Theodor Franz Eduard Kaluza was a German mathematician and physicist known for the Kaluza–Klein theory involving field equations in five-dimensional space-time. His idea that fundamental forces can be unified by introducing additional dimensions re-emerged much later in string theory.

Life

Kaluza was born to a Roman Catholic family from the town of Ratibor in the German Empire's Prussian Province of Silesia. Kaluza himself was born in Wilhelmsthal. He spent his youth in Königsberg, where his father, Max Kaluza, was a professor of the English language. He entered the University of Königsberg to study mathematics and gained his doctorate with a thesis on Tschirnhaus transformations. Kaluza was primarily a mathematician but began studying relativity. In April 1919 Kaluza noticed that when he solved Albert Einstein's equations for general relativity using five dimensions, then Maxwellian equations for electromagnetism emerged spontaneously.
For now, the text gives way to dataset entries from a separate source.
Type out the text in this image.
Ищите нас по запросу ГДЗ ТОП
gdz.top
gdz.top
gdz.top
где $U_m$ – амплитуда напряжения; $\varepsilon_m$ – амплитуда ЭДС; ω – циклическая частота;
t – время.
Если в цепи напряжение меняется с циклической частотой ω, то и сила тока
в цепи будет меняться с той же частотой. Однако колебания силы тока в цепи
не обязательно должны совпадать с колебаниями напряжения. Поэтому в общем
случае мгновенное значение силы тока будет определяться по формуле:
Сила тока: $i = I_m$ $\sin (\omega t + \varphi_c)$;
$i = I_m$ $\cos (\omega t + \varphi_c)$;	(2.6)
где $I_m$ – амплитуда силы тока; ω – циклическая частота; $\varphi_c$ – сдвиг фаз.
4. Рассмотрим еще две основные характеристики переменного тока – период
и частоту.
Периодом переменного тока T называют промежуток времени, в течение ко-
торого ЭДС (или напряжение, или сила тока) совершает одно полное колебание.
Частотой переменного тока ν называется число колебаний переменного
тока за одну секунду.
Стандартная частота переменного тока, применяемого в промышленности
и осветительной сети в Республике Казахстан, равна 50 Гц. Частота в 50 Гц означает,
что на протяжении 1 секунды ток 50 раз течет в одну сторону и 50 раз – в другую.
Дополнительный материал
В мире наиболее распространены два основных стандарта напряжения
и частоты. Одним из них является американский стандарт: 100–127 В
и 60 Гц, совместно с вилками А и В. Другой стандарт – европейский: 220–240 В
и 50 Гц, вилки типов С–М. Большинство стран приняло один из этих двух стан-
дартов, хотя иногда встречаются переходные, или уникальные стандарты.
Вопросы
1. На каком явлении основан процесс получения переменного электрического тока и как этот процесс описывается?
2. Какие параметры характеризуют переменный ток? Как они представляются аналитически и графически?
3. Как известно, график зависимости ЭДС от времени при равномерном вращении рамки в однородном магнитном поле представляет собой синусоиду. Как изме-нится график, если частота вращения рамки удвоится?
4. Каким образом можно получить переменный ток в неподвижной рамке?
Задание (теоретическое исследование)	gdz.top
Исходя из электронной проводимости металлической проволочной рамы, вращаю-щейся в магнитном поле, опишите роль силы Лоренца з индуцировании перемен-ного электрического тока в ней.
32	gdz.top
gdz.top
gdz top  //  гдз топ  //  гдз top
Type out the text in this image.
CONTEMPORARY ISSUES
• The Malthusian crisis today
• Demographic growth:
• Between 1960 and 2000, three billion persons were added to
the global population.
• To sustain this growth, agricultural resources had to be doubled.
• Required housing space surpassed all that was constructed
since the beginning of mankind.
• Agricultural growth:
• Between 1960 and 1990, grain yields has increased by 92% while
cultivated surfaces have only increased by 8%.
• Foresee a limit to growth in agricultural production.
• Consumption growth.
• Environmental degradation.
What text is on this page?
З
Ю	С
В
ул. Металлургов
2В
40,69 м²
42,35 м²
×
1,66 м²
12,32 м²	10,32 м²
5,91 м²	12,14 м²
Kaluza wrote to Einstein who, in turn, encouraged him to publish. Kaluza's theory was published in 1921 in a paper, "Zum Unitätsproblem der Physik" with Einstein's support in Sitzungsberichte Preußische Akademie der Wissenschaften 966–972.
Kaluza's insight is remembered as the Kaluza–Klein theory. However, the work was neglected for many years as attention was directed towards quantum mechanics. His idea that fundamental forces can be explained by additional dimensions did not re-emerge until string theory was developed. It is however also notable that many of the aspects of this body of work were already published in 1914 by Gunnar Nordström, but his work also went unnoticed and was not recognized when the ideas re-emerged.
For the rest of his career Kaluza continued to produce ideas about relativity and about models of the atomic nucleus. Despite Einstein's support, Kaluza remained at a low rank at Königsberg until 1929 when he was appointed as professor at the University of Kiel. In 1935 he became a full professor at the University of Göttingen where he remained until his death in 1954. Perhaps his finest mathematical work is the textbook Höhere Mathematik für die Praktiker which was written jointly with Georg Joos.

Personal life

Kaluza was extraordinarily versatile. He spoke or wrote 17 languages. He also had an unusually modest personality. He refused the Nazi ideology and his appointment to the Göttingen chair was possible only with difficulties and by protection of his colleague Helmut Hasse. Strange stories were told of his private life, for example, that he taught himself to swim in his thirties by reading a book and succeeded at his first attempt in the water.
Kaluza had a son, also named who was a notable mathematician.